La garde voit son rôle renouvelé au xviiie siècle. L’état de service de 1765 précise les responsabilités de chaque suisse et les zones de surveillance plus privilégiées. On observe une hiérarchie dans les jardins : l’espace de la terrasse est le plus protégé, tandis que le bas du jardin est l’objet de plus de licences. La garde est renforcée pour les événements exceptionnels, tels que le mariage de Louis XVI ou la replantation. Des patrouilles sont organisées, avec un système de sifflets. Malgré quelques actions plus poussées au moyen d’affichages, d’ordonnances ou d’arrestations multipliées, la surveillance des jardins reste l’objet de nombreuses plaintes à la fin de l’Ancien Régime.


Conclusion

À la fin du xviiie siècle, l’espace des jardins de Versailles est resté pratiquement le même : les travaux ont été exécutés dans le prolongement du siècle de Louis XIV et les grandes entreprises du règne de Louis XVI ont respecté l’architecture générale prévue par Le Nôtre.

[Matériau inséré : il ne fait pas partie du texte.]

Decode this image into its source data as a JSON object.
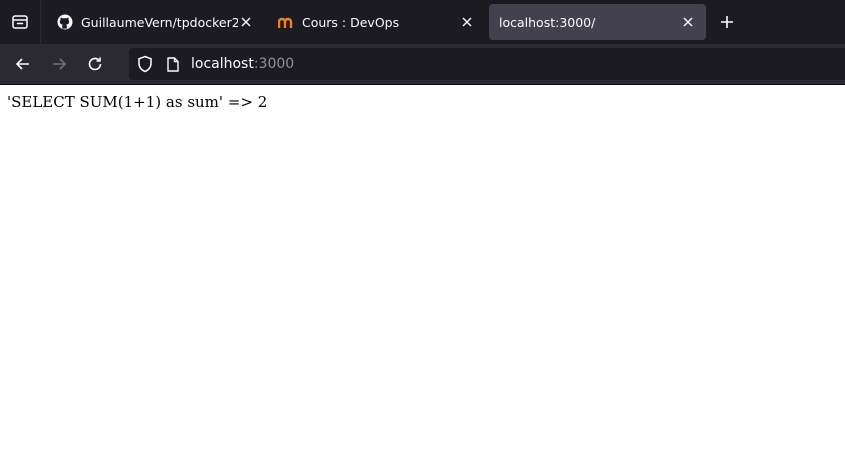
{
  "browser": {
    "tabs": [
      {
        "title": "GuillaumeVern/tpdocker2",
        "favicon": "github-icon",
        "active": false
      },
      {
        "title": "Cours : DevOps",
        "favicon": "moodle-icon",
        "active": false
      },
      {
        "title": "localhost:3000/",
        "favicon": "none",
        "active": true
      }
    ],
    "url": {
      "host": "localhost",
      "port": ":3000"
    }
  },
  "page": {
    "text": "'SELECT SUM(1+1) as sum' => 2"
  },
  "colors": {
    "tabbar_bg": "#1c1b22",
    "active_tab_bg": "#42414d",
    "navbar_bg": "#2b2a33",
    "moodle_orange": "#f98012"
  }
}
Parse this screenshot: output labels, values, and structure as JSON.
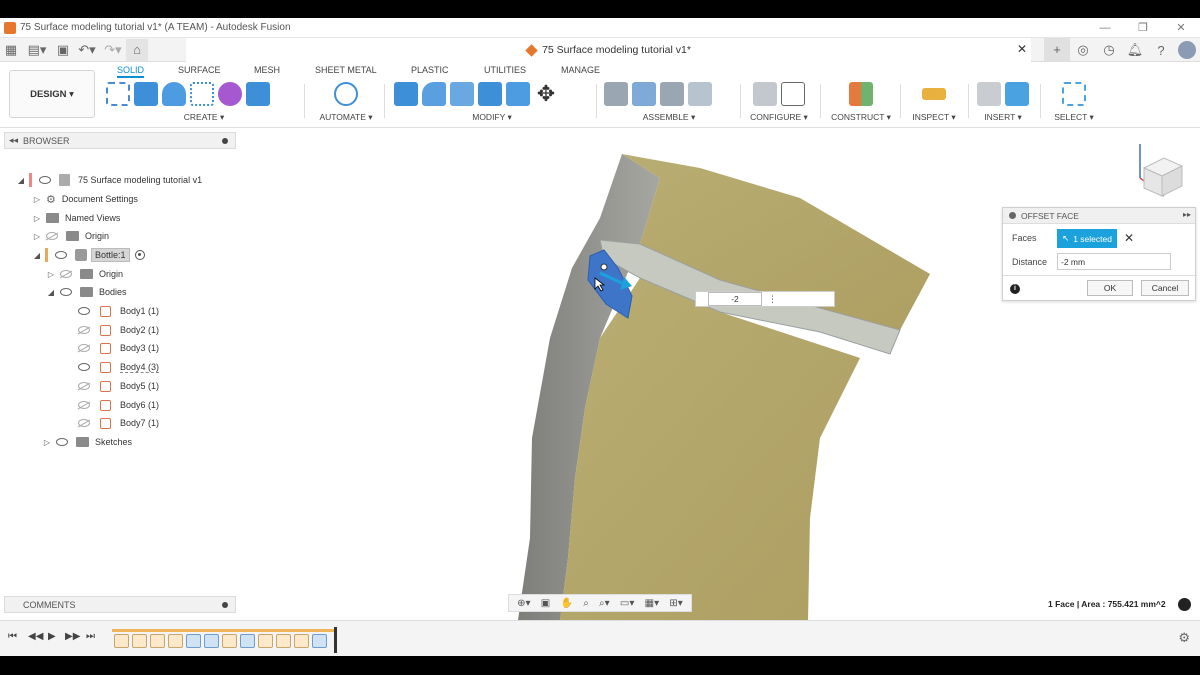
{
  "window": {
    "title": "75 Surface modeling tutorial v1* (A TEAM) - Autodesk Fusion",
    "controls": [
      "—",
      "❐",
      "✕"
    ]
  },
  "document_tab": {
    "label": "75 Surface modeling tutorial v1*"
  },
  "ribbon": {
    "workspace": "DESIGN ▾",
    "tabs": [
      "SOLID",
      "SURFACE",
      "MESH",
      "SHEET METAL",
      "PLASTIC",
      "UTILITIES",
      "MANAGE"
    ],
    "active_tab": "SOLID",
    "groups": [
      "CREATE ▾",
      "AUTOMATE ▾",
      "MODIFY ▾",
      "ASSEMBLE ▾",
      "CONFIGURE ▾",
      "CONSTRUCT ▾",
      "INSPECT ▾",
      "INSERT ▾",
      "SELECT ▾"
    ]
  },
  "browser": {
    "title": "BROWSER",
    "root": "75 Surface modeling tutorial v1",
    "items": {
      "document_settings": "Document Settings",
      "named_views": "Named Views",
      "origin_root": "Origin",
      "bottle": "Bottle:1",
      "origin_bottle": "Origin",
      "bodies": "Bodies",
      "body1": "Body1 (1)",
      "body2": "Body2 (1)",
      "body3": "Body3 (1)",
      "body4": "Body4 (3)",
      "body5": "Body5 (1)",
      "body6": "Body6 (1)",
      "body7": "Body7 (1)",
      "sketches": "Sketches"
    }
  },
  "comments": {
    "title": "COMMENTS"
  },
  "offset_face_dialog": {
    "title": "OFFSET FACE",
    "faces_label": "Faces",
    "faces_value": "1 selected",
    "distance_label": "Distance",
    "distance_value": "-2 mm",
    "ok": "OK",
    "cancel": "Cancel"
  },
  "canvas_input": {
    "value": "-2"
  },
  "status": {
    "selection_info": "1 Face | Area : 755.421 mm^2"
  },
  "colors": {
    "surface": "#b7ac6f",
    "side_wall": "#9a9a96",
    "selected_face": "#3e75c9",
    "accent": "#1ba1dc"
  }
}
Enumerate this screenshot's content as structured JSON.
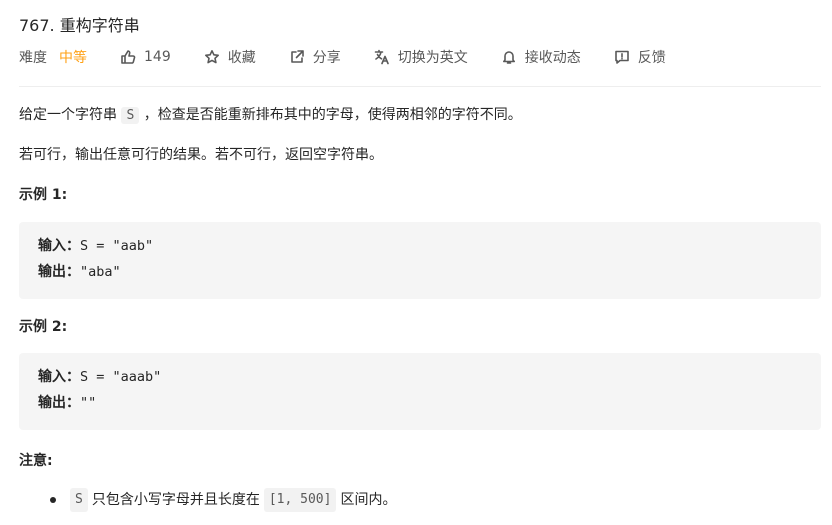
{
  "problem": {
    "title": "767. 重构字符串"
  },
  "meta": {
    "difficulty_label": "难度",
    "difficulty_value": "中等",
    "likes": "149",
    "favorite_label": "收藏",
    "share_label": "分享",
    "switch_lang_label": "切换为英文",
    "notify_label": "接收动态",
    "feedback_label": "反馈",
    "difficulty_color": "#ffa116"
  },
  "description": {
    "p1_before": "给定一个字符串",
    "p1_code": "S",
    "p1_after": "，检查是否能重新排布其中的字母，使得两相邻的字符不同。",
    "p2": "若可行，输出任意可行的结果。若不可行，返回空字符串。"
  },
  "example1": {
    "title": "示例 1:",
    "input_label": "输入：",
    "input_value": "S = \"aab\"",
    "output_label": "输出：",
    "output_value": "\"aba\""
  },
  "example2": {
    "title": "示例 2:",
    "input_label": "输入：",
    "input_value": "S = \"aaab\"",
    "output_label": "输出：",
    "output_value": "\"\""
  },
  "note": {
    "title": "注意:",
    "code1": "S",
    "text1": "只包含小写字母并且长度在",
    "code2": "[1, 500]",
    "text2": "区间内。"
  },
  "icons": {
    "like": "thumbs-up-icon",
    "favorite": "star-icon",
    "share": "share-icon",
    "translate": "translate-icon",
    "notify": "bell-icon",
    "feedback": "feedback-icon"
  }
}
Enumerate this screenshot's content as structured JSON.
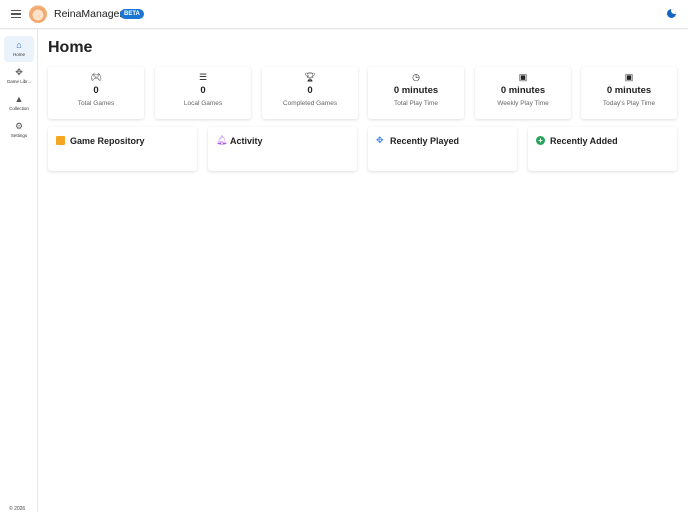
{
  "header": {
    "app_title": "ReinaManager",
    "badge": "BETA"
  },
  "sidebar": {
    "items": [
      {
        "label": "Home"
      },
      {
        "label": "Game Libr..."
      },
      {
        "label": "Collection"
      },
      {
        "label": "Settings"
      }
    ],
    "copyright": "© 2026"
  },
  "main": {
    "title": "Home",
    "stats": [
      {
        "value": "0",
        "label": "Total Games",
        "icon": "gamepad-icon"
      },
      {
        "value": "0",
        "label": "Local Games",
        "icon": "list-icon"
      },
      {
        "value": "0",
        "label": "Completed Games",
        "icon": "trophy-icon"
      },
      {
        "value": "0 minutes",
        "label": "Total Play Time",
        "icon": "clock-icon"
      },
      {
        "value": "0 minutes",
        "label": "Weekly Play Time",
        "icon": "calendar-icon"
      },
      {
        "value": "0 minutes",
        "label": "Today's Play Time",
        "icon": "calendar-today-icon"
      }
    ],
    "panels": [
      {
        "title": "Game Repository",
        "icon": "archive-icon",
        "color": "#f5a623"
      },
      {
        "title": "Activity",
        "icon": "bell-icon",
        "color": "#a855f7"
      },
      {
        "title": "Recently Played",
        "icon": "gamepad-cross-icon",
        "color": "#3b82f6"
      },
      {
        "title": "Recently Added",
        "icon": "add-circle-icon",
        "color": "#22a559"
      }
    ]
  },
  "colors": {
    "accent": "#1976d2"
  }
}
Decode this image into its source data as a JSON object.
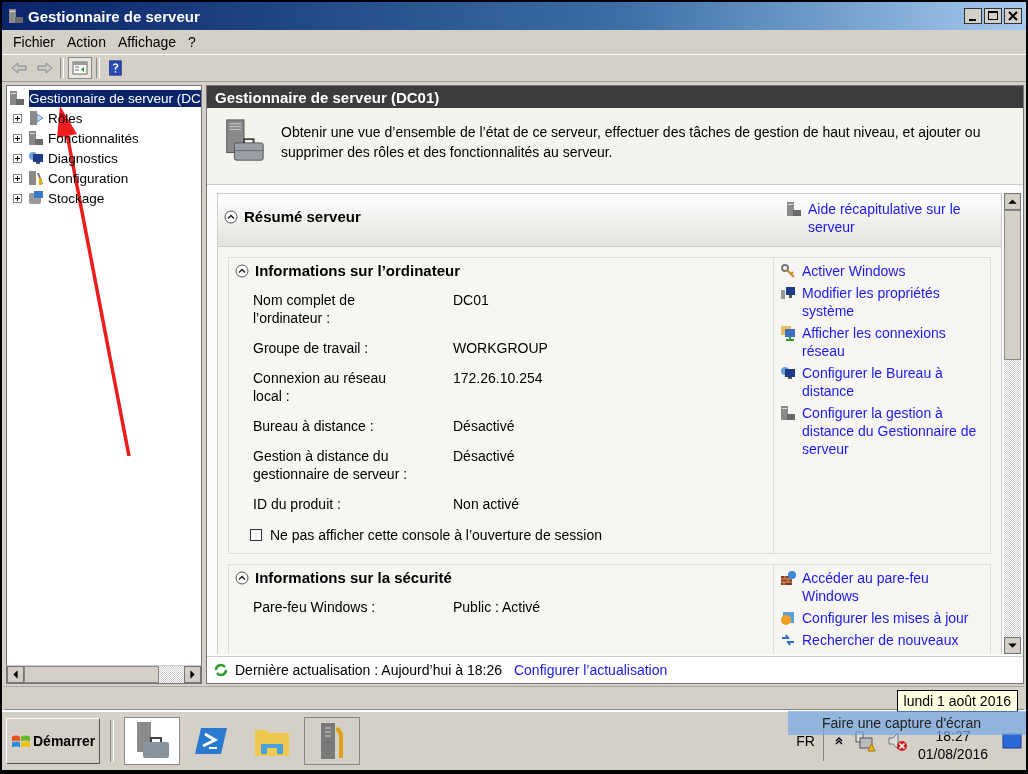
{
  "window": {
    "title": "Gestionnaire de serveur"
  },
  "menu": [
    "Fichier",
    "Action",
    "Affichage",
    "?"
  ],
  "tree": {
    "root": {
      "label": "Gestionnaire de serveur (DC",
      "selected": true
    },
    "items": [
      {
        "label": "Rôles",
        "expanded": false
      },
      {
        "label": "Fonctionnalités",
        "expanded": false
      },
      {
        "label": "Diagnostics",
        "expanded": false
      },
      {
        "label": "Configuration",
        "expanded": false
      },
      {
        "label": "Stockage",
        "expanded": false
      }
    ]
  },
  "panel": {
    "title": "Gestionnaire de serveur (DC01)",
    "description": "Obtenir une vue d’ensemble de l’état de ce serveur, effectuer des tâches de gestion de haut niveau, et ajouter ou supprimer des rôles et des fonctionnalités au serveur.",
    "summary": {
      "title": "Résumé serveur",
      "expanded": true,
      "help_link": "Aide récapitulative sur le serveur"
    },
    "computer_info": {
      "title": "Informations sur l’ordinateur",
      "expanded": true,
      "properties": [
        {
          "label": "Nom complet de l’ordinateur :",
          "value": "DC01"
        },
        {
          "label": "Groupe de travail :",
          "value": "WORKGROUP"
        },
        {
          "label": "Connexion au réseau local :",
          "value": "172.26.10.254"
        },
        {
          "label": "Bureau à distance :",
          "value": "Désactivé"
        },
        {
          "label": "Gestion à distance du gestionnaire de serveur :",
          "value": "Désactivé"
        },
        {
          "label": "ID du produit :",
          "value": "Non activé"
        }
      ],
      "links": [
        "Activer Windows",
        "Modifier les propriétés système",
        "Afficher les connexions réseau",
        "Configurer le Bureau à distance",
        "Configurer la gestion à distance du Gestionnaire de serveur"
      ],
      "checkbox": {
        "label": "Ne pas afficher cette console à l’ouverture de session",
        "checked": false
      }
    },
    "security_info": {
      "title": "Informations sur la sécurité",
      "expanded": true,
      "properties": [
        {
          "label": "Pare-feu Windows :",
          "value": "Public : Activé"
        }
      ],
      "links": [
        "Accéder au pare-feu Windows",
        "Configurer les mises à jour",
        "Rechercher de nouveaux"
      ]
    },
    "footer": {
      "refresh_text": "Dernière actualisation : Aujourd’hui à 18:26",
      "configure_link": "Configurer l’actualisation"
    }
  },
  "tooltip_date": "lundi 1 août 2016",
  "taskbar": {
    "start_label": "Démarrer",
    "apps": [
      {
        "selected": true
      },
      {
        "selected": false
      },
      {
        "selected": false
      },
      {
        "selected": false
      }
    ],
    "language": "FR",
    "time": "18:27",
    "date": "01/08/2016"
  },
  "capture_hint": "Faire une capture d'écran"
}
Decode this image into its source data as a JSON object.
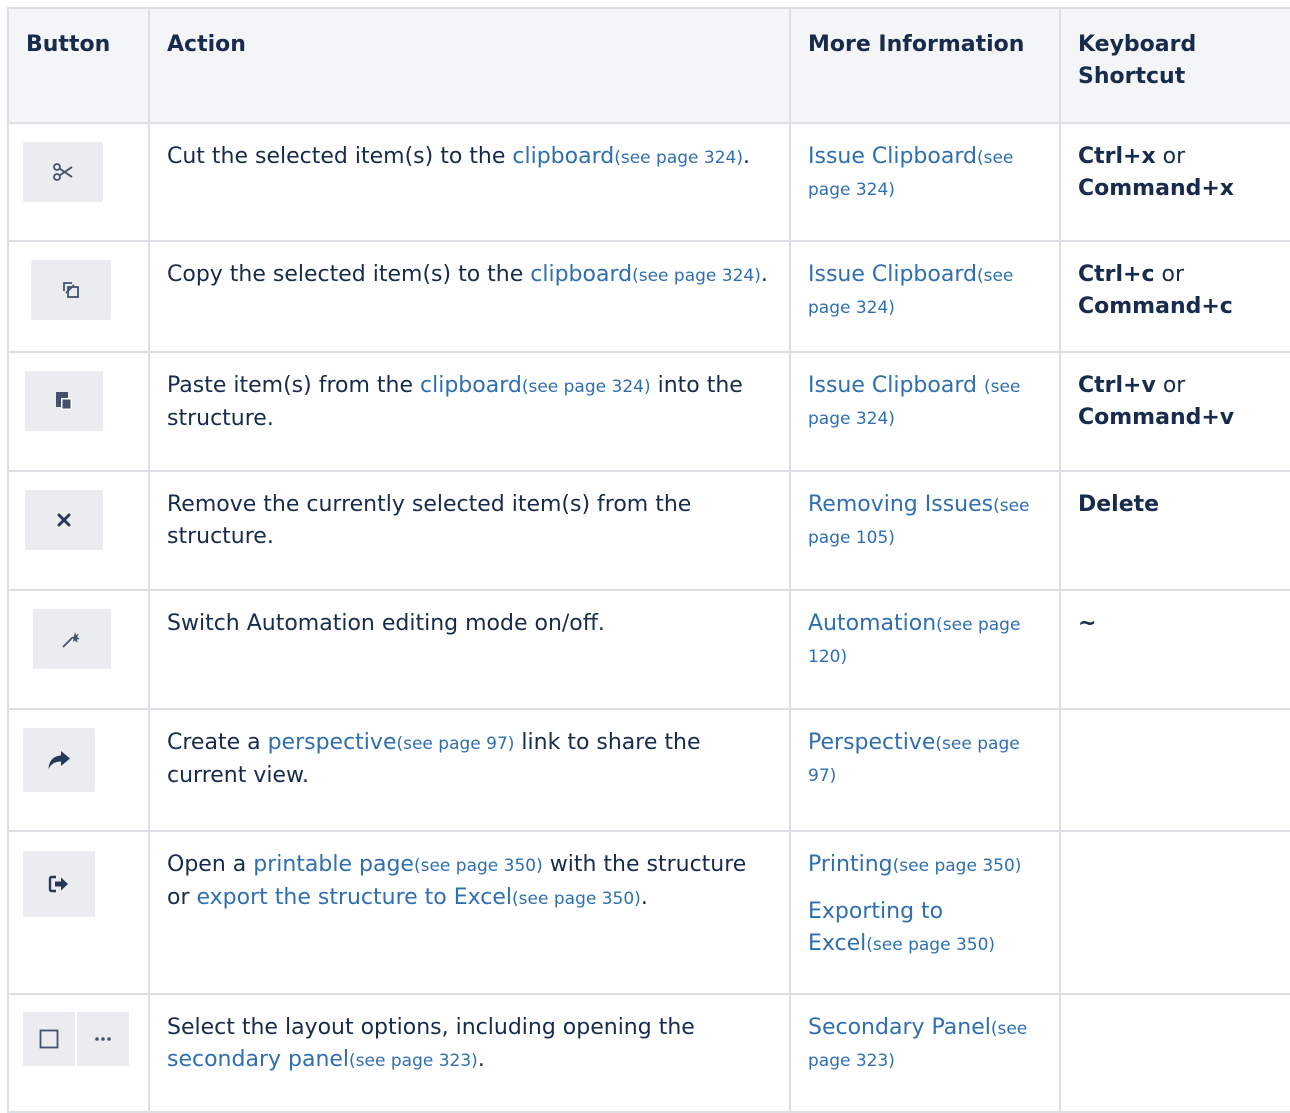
{
  "headers": {
    "button": "Button",
    "action": "Action",
    "more_info": "More Information",
    "shortcut": "Keyboard Shortcut"
  },
  "rows": [
    {
      "icon": "scissors-icon",
      "action_pre": "Cut the selected item(s) to the ",
      "action_link": "clipboard",
      "action_link_ref": "(see page 324)",
      "action_post": ".",
      "info": [
        {
          "text": "Issue Clipboard",
          "ref": "(see page 324)"
        }
      ],
      "shortcut_a": "Ctrl+x",
      "shortcut_or": " or",
      "shortcut_b": "Command+x"
    },
    {
      "icon": "copy-icon",
      "action_pre": "Copy the selected item(s) to the ",
      "action_link": "clipboard",
      "action_link_ref": "(see page 324)",
      "action_post": ".",
      "info": [
        {
          "text": "Issue Clipboard",
          "ref": "(see page 324)"
        }
      ],
      "shortcut_a": "Ctrl+c",
      "shortcut_or": " or",
      "shortcut_b": "Command+c"
    },
    {
      "icon": "paste-icon",
      "action_pre": "Paste item(s) from the ",
      "action_link": "clipboard",
      "action_link_ref": "(see page 324)",
      "action_post": " into the structure.",
      "info": [
        {
          "text": "Issue Clipboard ",
          "ref": "(see page 324)"
        }
      ],
      "shortcut_a": "Ctrl+v",
      "shortcut_or": " or",
      "shortcut_b": "Command+v"
    },
    {
      "icon": "remove-x-icon",
      "action_text": "Remove the currently selected item(s) from the structure.",
      "info": [
        {
          "text": "Removing Issues",
          "ref": "(see page 105)"
        }
      ],
      "shortcut_single": "Delete"
    },
    {
      "icon": "magic-wand-icon",
      "action_text": "Switch Automation editing mode on/off.",
      "info": [
        {
          "text": "Automation",
          "ref": "(see page 120)"
        }
      ],
      "shortcut_single": "~"
    },
    {
      "icon": "share-arrow-icon",
      "action_pre": "Create a ",
      "action_link": "perspective",
      "action_link_ref": "(see page 97)",
      "action_post": " link to share the current view.",
      "info": [
        {
          "text": "Perspective",
          "ref": "(see page 97)"
        }
      ],
      "shortcut_single": ""
    },
    {
      "icon": "export-icon",
      "action_pre": "Open a ",
      "action_link": "printable page",
      "action_link_ref": "(see page 350)",
      "action_mid": " with the structure or ",
      "action_link2": "export the structure to Excel",
      "action_link2_ref": "(see page 350)",
      "action_post": ".",
      "info": [
        {
          "text": "Printing",
          "ref": "(see page 350)"
        },
        {
          "text": "Exporting to Excel",
          "ref": "(see page 350)"
        }
      ],
      "shortcut_single": ""
    },
    {
      "icon": "layout-options-icon",
      "action_pre": "Select the layout options, including opening the ",
      "action_link": "secondary panel",
      "action_link_ref": "(see page 323)",
      "action_post": ".",
      "info": [
        {
          "text": "Secondary Panel",
          "ref": "(see page 323)"
        }
      ],
      "shortcut_single": ""
    }
  ]
}
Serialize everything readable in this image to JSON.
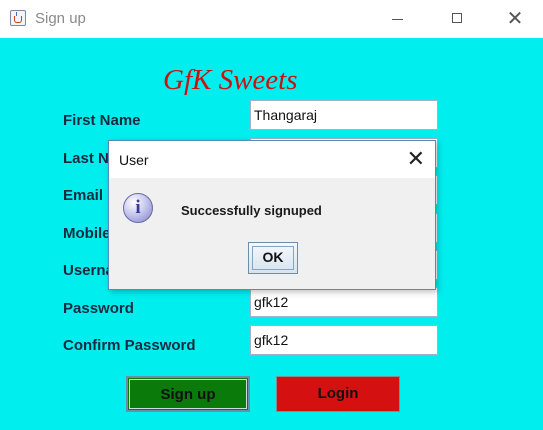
{
  "window": {
    "title": "Sign up"
  },
  "brand": "GfK Sweets",
  "form": {
    "fields": [
      {
        "label": "First Name",
        "value": "Thangaraj"
      },
      {
        "label": "Last Name",
        "value": ""
      },
      {
        "label": "Email",
        "value": ""
      },
      {
        "label": "Mobile",
        "value": ""
      },
      {
        "label": "Username",
        "value": ""
      },
      {
        "label": "Password",
        "value": "gfk12"
      },
      {
        "label": "Confirm Password",
        "value": "gfk12"
      }
    ]
  },
  "buttons": {
    "signup": "Sign up",
    "login": "Login"
  },
  "dialog": {
    "title": "User",
    "message": "Successfully signuped",
    "ok": "OK",
    "icon": "info-icon"
  },
  "colors": {
    "background": "#00eeee",
    "brand": "#cc1111",
    "signup_button": "#0a7a0a",
    "login_button": "#d41010"
  }
}
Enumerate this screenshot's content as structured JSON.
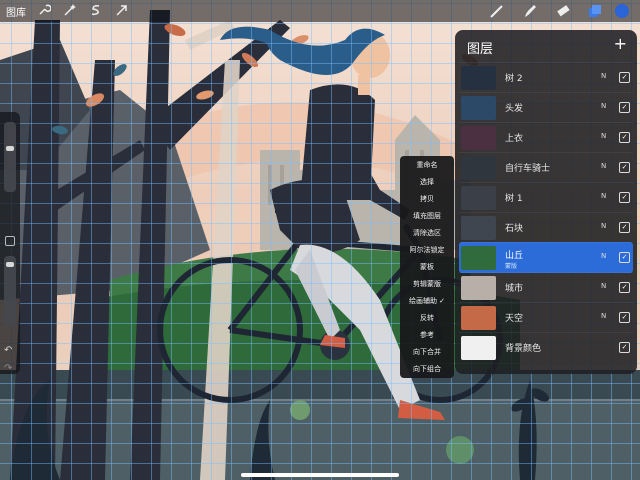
{
  "topbar": {
    "gallery_label": "图库",
    "left_tools": [
      "wrench-icon",
      "magic-wand-icon",
      "selection-icon",
      "transform-arrow-icon"
    ],
    "right_tools": [
      "brush-icon",
      "smudge-icon",
      "eraser-icon",
      "layers-icon",
      "color-icon"
    ],
    "active_color": "#2a64d6"
  },
  "layers_panel": {
    "title": "图层",
    "add_label": "+",
    "layers": [
      {
        "name": "树 2",
        "blend": "N",
        "visible": "✓",
        "thumb_color": "#253040"
      },
      {
        "name": "头发",
        "blend": "N",
        "visible": "✓",
        "thumb_color": "#2d4968"
      },
      {
        "name": "上衣",
        "blend": "N",
        "visible": "✓",
        "thumb_color": "#4a3040"
      },
      {
        "name": "自行车骑士",
        "blend": "N",
        "visible": "✓",
        "thumb_color": "#30363e"
      },
      {
        "name": "树 1",
        "blend": "N",
        "visible": "✓",
        "thumb_color": "#3a3f48"
      },
      {
        "name": "石块",
        "blend": "N",
        "visible": "✓",
        "thumb_color": "#3f4650"
      },
      {
        "name": "山丘",
        "sublabel": "蒙版",
        "blend": "N",
        "visible": "✓",
        "thumb_color": "#2f6b3c",
        "active": true
      },
      {
        "name": "城市",
        "blend": "N",
        "visible": "✓",
        "thumb_color": "#b8b0a8"
      },
      {
        "name": "天空",
        "blend": "N",
        "visible": "✓",
        "thumb_color": "#c46a47"
      },
      {
        "name": "背景颜色",
        "blend": "",
        "visible": "✓",
        "thumb_color": "#f0f0f0"
      }
    ]
  },
  "context_menu": {
    "items": [
      "重命名",
      "选择",
      "拷贝",
      "填充图层",
      "清除选区",
      "阿尔法锁定",
      "蒙板",
      "剪辑蒙版",
      "绘画辅助 ✓",
      "反转",
      "参考",
      "向下合并",
      "向下组合"
    ]
  },
  "colors": {
    "accent": "#2c6cd9",
    "panel_bg": "#1e1f22",
    "grid": "#78beff"
  }
}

La transformation des usages s’inscrit dans la même logique que l’évolution de l’entretien, où les décennies 1750-1770, victimes d’un manque de soins, voient les jardins moins fréquentés. À côté de cette influence réciproque entre entretien et usages, de nouvelles pratiques viennent concrétiser la transformation du jardin à la française, et montrer une forme d’échec dans l’adaptation des jardins de Versailles aux goûts du jour. Les usages de fête dévoilent une diminution du rôle des jardins dans l’élaboration des festivités, où ils ne servent plus que de décors insuffisants à la célébration d’un événement. Les usages de promenade montrent une tension entre jardin officiel et jardin privé, le parc pouvant difficilement assumer le rôle de reflet de l’étiquette et du lustre de la monarchie et servir de décor et de réceptacle à la vie intime du roi. L’étude des usages dans les jardins montre donc les tensions qui traversent tout le siècle : tension entre l’immensité du jardin et les goûts plus intimes de la cour, tension entre l’image donnée dans les guides officiels et l’état négligé de la deuxième partie du siècle, tension entre l’indifférence de Louis XV et les efforts de l’administration pour conserver la décence d’un espace royal, tension enfin entre le besoin de renouveler un jardin vieillissant et l’absence de fonds pour y subvenir. Finalement, dans cette volonté de préservation des jardins qui limite les usages du peuple, et dans l’échec de l’adaptation des jardins aux goûts plus intimes de la cour, le jardin devient étranger autant à la cour qu’au peuple. Il prend alors une place nouvelle dans la littérature et dans l’art, avant de devenir le musée de plein air qu’il est aujourd’hui.